Before I had collected my wits the carriage drew up with a jerk at the hotel.
"I have not thanked you," I said, feebly.
"You can do that another time if you think thanks are necessary. We shall be at home to-morrow afternoon. There is much to explain. Will you come then? 28, in the Plaza del Nuovo. But you know where we live."
"Yes, come, Senor Carbonnell," said Madame Chansette, "I am anxious to speak with you—most anxious."
"My dear aunt is in sore need of diplomatic advice to control her turbulent niece," said Sarita, laughing. "We shall expect you, mind."
"I shall certainly come," I answered, eagerly. "But I want——"
"No, no, not to-night. Everything to-morrow.

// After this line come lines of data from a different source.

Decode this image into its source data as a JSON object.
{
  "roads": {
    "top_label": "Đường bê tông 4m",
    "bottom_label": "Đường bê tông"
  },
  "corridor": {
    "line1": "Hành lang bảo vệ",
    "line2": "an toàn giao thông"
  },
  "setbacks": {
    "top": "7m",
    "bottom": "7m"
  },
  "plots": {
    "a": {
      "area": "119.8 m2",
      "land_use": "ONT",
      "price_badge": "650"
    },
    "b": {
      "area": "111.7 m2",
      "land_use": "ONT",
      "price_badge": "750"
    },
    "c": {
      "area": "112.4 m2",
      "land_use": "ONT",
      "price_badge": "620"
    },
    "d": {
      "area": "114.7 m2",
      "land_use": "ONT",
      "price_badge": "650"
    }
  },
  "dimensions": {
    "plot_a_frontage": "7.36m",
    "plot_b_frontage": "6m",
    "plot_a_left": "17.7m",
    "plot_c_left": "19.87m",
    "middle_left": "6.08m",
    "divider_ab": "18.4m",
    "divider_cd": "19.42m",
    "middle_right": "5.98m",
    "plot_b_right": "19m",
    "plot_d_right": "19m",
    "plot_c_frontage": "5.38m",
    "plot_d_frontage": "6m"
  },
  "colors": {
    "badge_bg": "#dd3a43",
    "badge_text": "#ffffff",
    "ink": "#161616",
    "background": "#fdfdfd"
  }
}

Good-night;" and she held out her hand and dismissed me.
I stood staring blankly after the carriage, and then walked into the hotel feeling much like a man in a dream, dazzled by the beauty of the girl who had rendered me this inestimable service; and when I reached my room I threw open my window, gazed out over the moon-lit city, and steeped my senses in a maze of bewildering delight as I recalled the witchery of her inspiring voice, the glances of her lustrous, wonderful eyes, and the magnetic charm of her loveliness. At that moment the thoughts dearer to me than all else in the world were that she was so interested in me that she had done all this for my sake, that she was my cousin whose future and fortune her guardian wished me to protect and, above all, that I was to see her again on the morrow, and for many morrows. Madrid had become, instead of a place of exile, a veritable city of Blessed Promise.
How long I gazed out into the moonlight and rhapsodised in this fashion I do not know; but I do know that I had a sufficient interval of lucid commonsense to be conscious that I had fallen hopelessly in love with my cousin at first sight, and it was a source of rarest ecstasy to picture in fancy the great things I would achieve to serve her, and to hope that a chance of doing some of them would come my way. And when I got into bed and fell asleep it was to dream that I was doing them.
I am not exactly a rhapsodist by nature; and the lapse into wistful dreaminess had all the charm of the unusual for me; but the morning found me in a much more practical frame of mind.